If you’re like most people, your introduction to calypso music probably came from the dinner scene in Beetlejuice, when the compromised diners start belting out a pitch-perfect rendition of Henry Belafonte’s massive 1956 cover of the traditional Jamaican folk tune “Banana Boat (Day-O).” If so, you might not be aware that the real island calypso from back in the day was the hip-hop of its time. Belafonte is fine, but when he’s put up against true calypso heavyweights like Lord Kitchener or Mighty Sparrow, he looks like Vanilla Ice headlining a 2 Live Crew show. Like much music from the Caribbean in middle part of the century, Calypso is raw as fuck, hilariously clever, and unapologetically crass. Need proof? Here are seven cuts that blow away the thrift-store records with paintings of palm trees on them that you bought last weekend.
Young Tiger – “Calypso Be”
Calypso might be the genesis of the modern diss track. They’re everywhere in Caribbean music, and nobody is safe. For example, Trini legend Young Tiger goes hard on this beef song directed at Charlie Parker and bebop. You know you’re dealing with a different kind of dude when the major burn is as follows:
They take a major seventh and a flatted ninth
Two Ool-Ya-Koos and a half a pint…
Lord Kitchener – “Big Bamboo”
Caribbean music also has a pretty unmatched catalog of euphemisms for sex. Singing about your dick is pretty gross if you’re going to be literal about it. The legendary Lord Kitch knew this – and was also wise to the fact that stretching boner metaphors far past the point of absurdity only makes them funnier. Listen closely to hear the band winking at nearly every line.
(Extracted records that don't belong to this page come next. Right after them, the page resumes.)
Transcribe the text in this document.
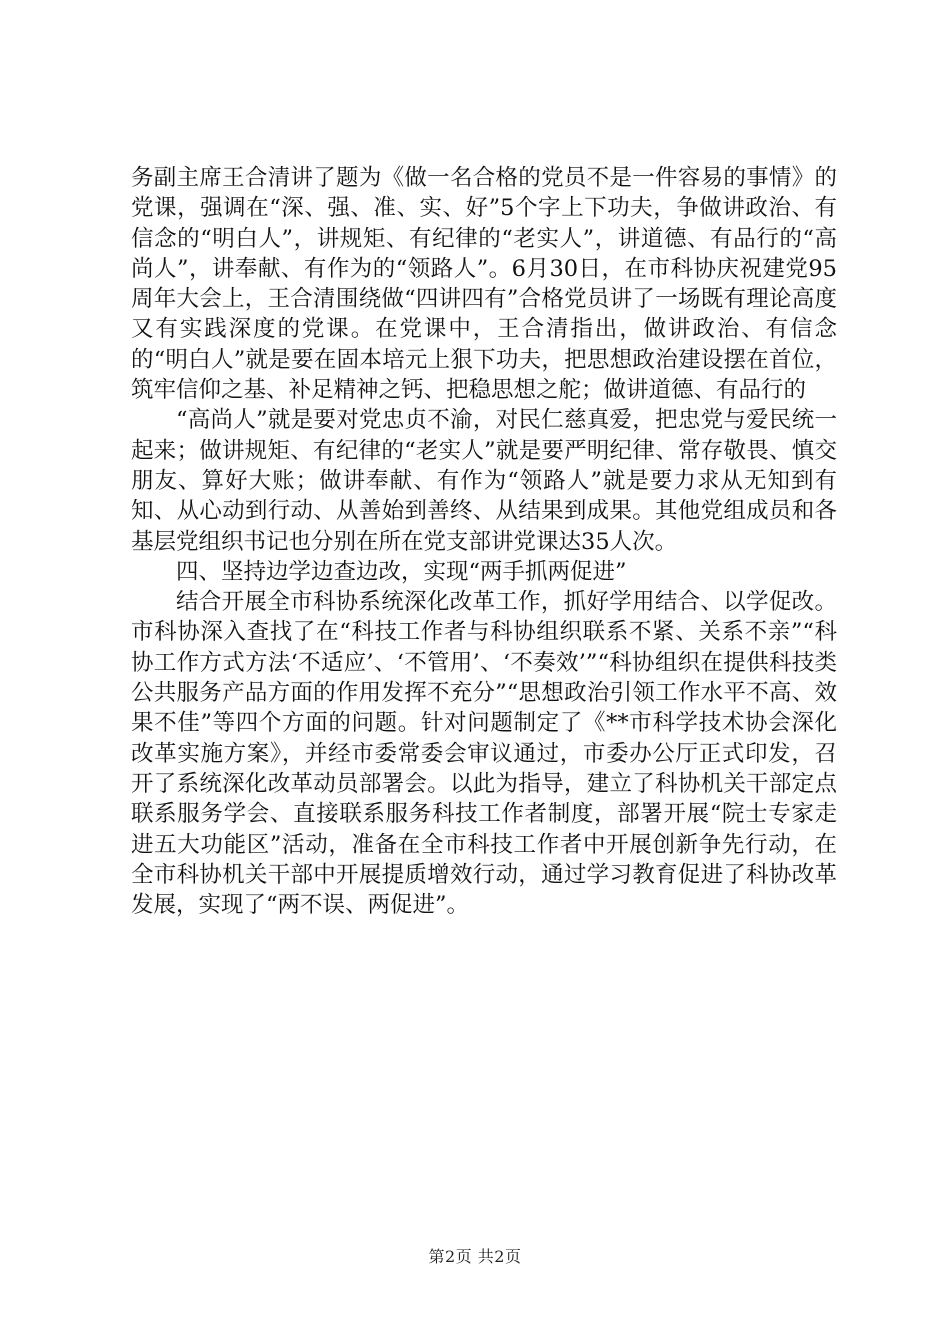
务副主席王合清讲了题为《做一名合格的党员不是一件容易的事情》的党课，强调在“深、强、准、实、好”5个字上下功夫，争做讲政治、有信念的“明白人”，讲规矩、有纪律的“老实人”，讲道德、有品行的“高尚人”，讲奉献、有作为的“领路人”。6月30日，在市科协庆祝建党95周年大会上，王合清围绕做“四讲四有”合格党员讲了一场既有理论高度又有实践深度的党课。在党课中，王合清指出，做讲政治、有信念的“明白人”就是要在固本培元上狠下功夫，把思想政治建设摆在首位，筑牢信仰之基、补足精神之钙、把稳思想之舵；做讲道德、有品行的

“高尚人”就是要对党忠贞不渝，对民仁慈真爱，把忠党与爱民统一起来；做讲规矩、有纪律的“老实人”就是要严明纪律、常存敬畏、慎交朋友、算好大账；做讲奉献、有作为“领路人”就是要力求从无知到有知、从心动到行动、从善始到善终、从结果到成果。其他党组成员和各基层党组织书记也分别在所在党支部讲党课达35人次。

四、坚持边学边查边改，实现“两手抓两促进”

结合开展全市科协系统深化改革工作，抓好学用结合、以学促改。市科协深入查找了在“科技工作者与科协组织联系不紧、关系不亲”“科协工作方式方法‘不适应’、‘不管用’、‘不奏效’”“科协组织在提供科技类公共服务产品方面的作用发挥不充分”“思想政治引领工作水平不高、效果不佳”等四个方面的问题。针对问题制定了《**市科学技术协会深化改革实施方案》，并经市委常委会审议通过，市委办公厅正式印发，召开了系统深化改革动员部署会。以此为指导，建立了科协机关干部定点联系服务学会、直接联系服务科技工作者制度，部署开展“院士专家走进五大功能区”活动，准备在全市科技工作者中开展创新争先行动，在全市科协机关干部中开展提质增效行动，通过学习教育促进了科协改革发展，实现了“两不误、两促进”。

第2页 共2页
Mighty Sparrow – “Bang Bang Lulu”
This one uses one of my favorite calypso tricks, which is almost saying really crass shit but leaving off the rhyme. Sure, it’s funny, but the real trick here is Sparrow’s superhuman band.
Lulu had a boyfriend
His name was Diamond Dick
Some girls love his diamond
But Lulu love his… [busts into the chorus]
Lulu had two boyfriends
One was very rich
One was the son of a banker
The other was a son of a… [busts into the chorus]
Lulu had a boyfriend
His name was Tommy Tucker…
And so on… you get the point.
Lord Kitchener – “My Wife’s Nightie”
I’m usually against doubling up artists on playlists, but I’ll make an exception here to illustrate Lord Kitchener’s command of the medium. The man was Trinidadian music. The lunatic piano, the cadence, and the lyrical play are all peak form, right from the start…
She came for one night with Kitchener
She seems of a decent character
But when I woke up in the morning
My wife’s pretty nightie was missing
Come back with me wife’s nightie!
Since you know it’s dishonest
Come back with me wife’s nightie!
I am going to charge you for last evening
Lord Invader – “Reincarnation”
Calypso is remarkable in the way that it allowed musicians to shape every possibly narrative they could come up with to sex. Here, Invader says he knows he’ll return from death as an insect or animal. He’s planning, as a bed bug, to exclusively bite fat bottomed women. Simple.
Yes, I know when you die, after burial
You’ve got to come back as an insect or animal
Well, if it’s so I don’t want to be a monkey
Neither a sheep, a goat, a donkey
My brother says he want to come back a hog
But not Invader, I want to be a bed bug.
Why?
Because
I want to bite those young ladies’ buttocks
Like a hot dog or a hamburger
Even though they’re thin don’t be in a fright
‘Cause only big fat women I want to bite.
Wilmoth Houdini – “The Devil Behind Me”
This song is like if Robert Johnson wrote the Dixie Cups’ “Iko Iko.” Some people won’t be able to get past the shrill percussion, but Houdini is my favorite calypso vocalist. He manages to sound both scared and scary simultaneously. Even his lighter songs keep the plaintive drone somehow.
Cyri Blake’s Calypso Band – “Man Smart Woman Smarter”
Covered by everyone from the Grateful Dead to Robert Palmer, and made popular stateside by fellow calypso connoisseur Harry Belafonte, this song sure has gotten around since it was written by King Radio in 1936. This version is the standard for me because it sounds like it’s playing in the bar from The Shining. Blake backed the greats in Trinidad in the 30s and 40s, and the bug that his version plants gives you a picture of why.